As a parent, you can think about the following questions:

• Am I providing a balance of stimulation, recognition and certainty for my children?
• Is one of them easier for me to offer so that I offer it at the expense of the others?
• Is one of my children clamouring for me to meet one of the hungers because she is not getting enough of another?
• When children are not responding well to our offers, we can remember that children, like adults, have widely different temperaments. The book by Helen Neville and Diane Clark Johnson Temperament Tools, Working with Your Child’s Inborn Traits helps us to do just that.
• Am I putting one of my unmet hungers onto the children instead of noticing what they need?
• Do I have stimulation, recognition and certainty balanced in my own life?
• Am I accepting the satisfaction of one hunger in place of another when I could do something to get that hunger met directly?

The three hungers are equally important.

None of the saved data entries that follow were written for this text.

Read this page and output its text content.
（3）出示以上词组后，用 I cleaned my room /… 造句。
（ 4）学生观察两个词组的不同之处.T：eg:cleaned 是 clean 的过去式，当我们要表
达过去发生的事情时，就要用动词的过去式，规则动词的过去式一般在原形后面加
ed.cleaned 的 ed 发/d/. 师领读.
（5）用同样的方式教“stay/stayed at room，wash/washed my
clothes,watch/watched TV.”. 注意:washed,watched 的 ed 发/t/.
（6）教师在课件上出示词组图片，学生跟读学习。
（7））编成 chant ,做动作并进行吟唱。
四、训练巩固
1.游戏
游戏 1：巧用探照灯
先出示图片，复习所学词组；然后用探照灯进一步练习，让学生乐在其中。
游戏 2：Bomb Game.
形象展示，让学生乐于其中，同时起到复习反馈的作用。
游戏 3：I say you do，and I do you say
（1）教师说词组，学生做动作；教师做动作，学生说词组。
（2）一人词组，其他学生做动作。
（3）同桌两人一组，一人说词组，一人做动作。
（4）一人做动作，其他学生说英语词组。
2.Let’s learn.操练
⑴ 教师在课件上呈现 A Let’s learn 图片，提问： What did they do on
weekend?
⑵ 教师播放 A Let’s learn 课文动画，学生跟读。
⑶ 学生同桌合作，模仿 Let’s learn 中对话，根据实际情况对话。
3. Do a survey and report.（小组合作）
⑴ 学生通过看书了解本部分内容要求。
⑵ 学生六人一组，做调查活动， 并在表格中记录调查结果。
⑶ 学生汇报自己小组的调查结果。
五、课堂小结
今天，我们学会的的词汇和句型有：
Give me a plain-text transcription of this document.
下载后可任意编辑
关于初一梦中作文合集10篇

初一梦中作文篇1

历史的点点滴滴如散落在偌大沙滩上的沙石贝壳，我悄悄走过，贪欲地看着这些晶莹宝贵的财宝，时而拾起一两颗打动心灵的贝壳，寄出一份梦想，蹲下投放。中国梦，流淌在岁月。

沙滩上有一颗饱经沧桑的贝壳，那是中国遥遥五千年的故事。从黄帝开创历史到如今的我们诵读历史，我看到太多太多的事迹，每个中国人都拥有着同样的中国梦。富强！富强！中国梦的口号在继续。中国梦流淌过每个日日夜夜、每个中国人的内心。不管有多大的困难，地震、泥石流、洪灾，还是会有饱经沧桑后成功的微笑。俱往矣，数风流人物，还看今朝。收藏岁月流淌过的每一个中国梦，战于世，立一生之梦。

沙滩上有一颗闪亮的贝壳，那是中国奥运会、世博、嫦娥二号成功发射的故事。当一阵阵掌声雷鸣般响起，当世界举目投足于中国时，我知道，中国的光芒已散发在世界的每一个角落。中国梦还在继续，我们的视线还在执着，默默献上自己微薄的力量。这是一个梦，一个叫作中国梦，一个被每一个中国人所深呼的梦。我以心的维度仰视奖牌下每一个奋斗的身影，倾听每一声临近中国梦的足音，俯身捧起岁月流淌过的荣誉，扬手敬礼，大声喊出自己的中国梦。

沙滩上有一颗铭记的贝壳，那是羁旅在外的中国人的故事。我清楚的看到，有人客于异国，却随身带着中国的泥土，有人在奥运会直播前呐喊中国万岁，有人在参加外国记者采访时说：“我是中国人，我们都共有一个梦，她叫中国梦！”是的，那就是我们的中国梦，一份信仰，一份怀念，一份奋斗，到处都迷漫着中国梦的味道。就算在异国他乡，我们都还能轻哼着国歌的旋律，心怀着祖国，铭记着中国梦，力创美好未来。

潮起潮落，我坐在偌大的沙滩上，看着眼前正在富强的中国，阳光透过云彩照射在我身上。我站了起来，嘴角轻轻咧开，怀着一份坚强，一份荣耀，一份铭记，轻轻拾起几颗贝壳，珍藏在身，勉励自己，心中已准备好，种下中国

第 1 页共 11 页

It is safest to offer a balance of all three.
Recognition
My Marcie whines and demands, especially when I don’t have time to give to her.
Marcie whining and demanding may be saying “ I need more recognition from you. I feel scared and angry when I am not sure if you value me”. The response: more time with Marcie, more loving and more noticing and commenting on what Marcie does.

Stimulation
Andrew just seems flat. I offer him the same thing over and over and he doesn’t respond, so I leave him alone.
Babies who are not touched and talked to languish or die. Andrew went flat.
We all need variety, action, challenge, excitement, touch. Andrew may need all of those.

Certainty
My Elena flouts the rules and laughs at my anger.
Elena might need a better structure. Her parents could develop consistency if the structure has been lax. Or they can loosen up the rigidity, if the structure has been too rigid. Too many limitations often result in rebellion, passivity, or manipulation rather than safety.

If you would like to explore this topic further, you are advised to read
Growing Up Again by Gean Illsley Clarke and Connie Dawson.